Num relatório publicado em 2015, a Amnistia Internacional reiterou que a situação é especialmente grave nos centros de detenção juvenil no país e, em particular, nos que se situam na Austrália Ocidental, em Queensland e no Território do Norte. E instou uma vez mais que é necessária uma mudança urgente em todo o país.

“Não é coincidência que os rapazes vistos nestas imagens sejam indígenas – a Convenção das Nações Unidas contra a Tortura refere justamente que a discriminação abre o caminho a práticas de tortura e outros maus-tratos.
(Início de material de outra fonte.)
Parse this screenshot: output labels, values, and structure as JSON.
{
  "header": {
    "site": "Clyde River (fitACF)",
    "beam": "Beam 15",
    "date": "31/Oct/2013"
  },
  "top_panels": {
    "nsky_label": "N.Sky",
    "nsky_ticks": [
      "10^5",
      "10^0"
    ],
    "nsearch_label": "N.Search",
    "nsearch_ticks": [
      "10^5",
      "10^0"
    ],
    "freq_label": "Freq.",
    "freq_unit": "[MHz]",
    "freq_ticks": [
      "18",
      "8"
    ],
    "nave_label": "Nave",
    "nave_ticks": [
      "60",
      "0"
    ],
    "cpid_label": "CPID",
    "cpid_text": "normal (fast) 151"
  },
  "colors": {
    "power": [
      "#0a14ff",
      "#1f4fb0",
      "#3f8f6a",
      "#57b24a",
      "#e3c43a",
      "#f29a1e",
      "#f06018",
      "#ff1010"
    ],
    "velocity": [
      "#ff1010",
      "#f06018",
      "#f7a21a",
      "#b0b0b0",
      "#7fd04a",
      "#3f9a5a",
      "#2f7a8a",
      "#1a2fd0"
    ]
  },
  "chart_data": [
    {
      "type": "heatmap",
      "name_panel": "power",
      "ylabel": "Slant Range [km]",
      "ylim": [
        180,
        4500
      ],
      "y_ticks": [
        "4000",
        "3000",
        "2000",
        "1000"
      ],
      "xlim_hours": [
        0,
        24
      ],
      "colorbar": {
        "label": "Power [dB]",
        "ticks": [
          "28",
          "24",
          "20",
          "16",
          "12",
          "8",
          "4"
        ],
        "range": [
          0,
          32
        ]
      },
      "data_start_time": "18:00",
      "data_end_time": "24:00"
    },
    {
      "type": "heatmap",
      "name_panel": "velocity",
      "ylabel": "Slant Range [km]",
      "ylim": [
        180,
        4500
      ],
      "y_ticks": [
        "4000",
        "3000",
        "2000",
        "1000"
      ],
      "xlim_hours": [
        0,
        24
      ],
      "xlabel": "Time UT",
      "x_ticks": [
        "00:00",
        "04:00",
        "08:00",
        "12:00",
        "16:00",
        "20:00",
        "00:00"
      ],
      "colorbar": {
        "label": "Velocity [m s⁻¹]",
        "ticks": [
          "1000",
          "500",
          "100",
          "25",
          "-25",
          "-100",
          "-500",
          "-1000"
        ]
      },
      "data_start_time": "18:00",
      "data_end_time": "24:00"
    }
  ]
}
Com o fracasso em combater o racismo entranhado contra a população indígena, assim como as desigualdades na saúde, na educação e na habitação, o Governo australiano está a permitir que esta cultura de abusos prospere”, remata a a investigadora e consultora senior da Amnistia Internacional para a região do Sudeste Asiático e Ásia-Pacífico.

Em 2012, também o Comité da ONU dos Direitos da Criança (CRC) frisou que o sistema de justiça juvenil na Austrália carecia de uma reforma substancial para cumprir os padrões internacionais. Foi destacado, por exemplo, que as crianças no país são criminalmente responsabilizadas a partir dos dez anos, dois anos mais cedo do que o CRC considera ser o mínimo internacionalmente aceitável.